We studied the effects of intranasal administration of oligomeric forms of the α-synuclein protein, which plays an important role in the pathogenesis in a group of chronic neurodegenerative diseases, that is, synucleinopathies. Neurogenesis in the hippocampus, the number of dopaminergic neurons in the substantia nigra, locomotor and orienting-exploratory activity, learning and memory, and the emotional state were studied in aged animals. Twelve-month-old male C57Bl/6 mice were used for the experiments. The solution of oligomers of α-synuclein was administered daily to mice for 14 days. The behavioral testing included the open-field test, novel-object recognition, passive avoidance conditioning, and the elevated plus-maze.
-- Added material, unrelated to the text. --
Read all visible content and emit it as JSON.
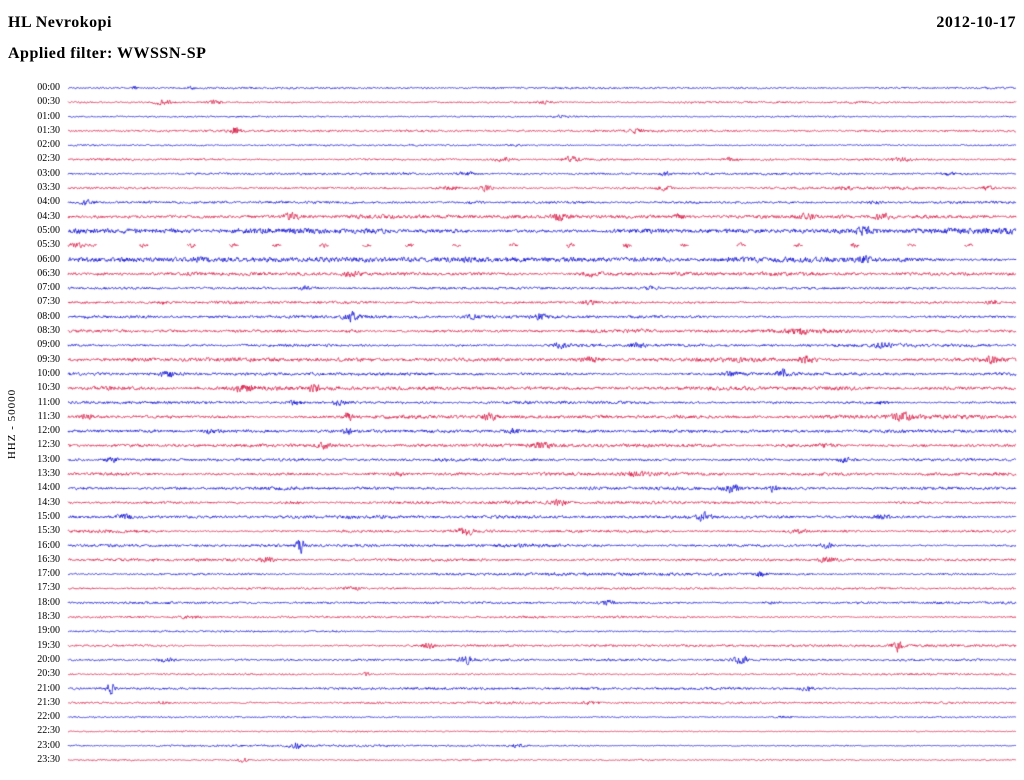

Proliferating cells, immature neurons, and dopaminergic neurons were detected using immunohistochemical staining with antibodies to the bromodeoxyuridine, doublecortin, and tyrosine hydroxylase markers. We found that α-synuclein oligomers induced a significant increase in the number of proliferating cells and immature neurons in the hippocampal dentate gyrus and a decrease in the number of dopaminergic neurons in the substantia nigra pars compacta. The treated mice exhibited decreased locomotor and orienting-exploratory activities, impaired formation and retrieval of episodic memory, and increased anxiety. Our data show that the non-motor behavioral effects of α-synuclein oligomers may be related to impairments in hippocampal neurogenesis and may be considered as experimental evidence of the involvement of postnatal neurogenesis in the development of synucleinopathies.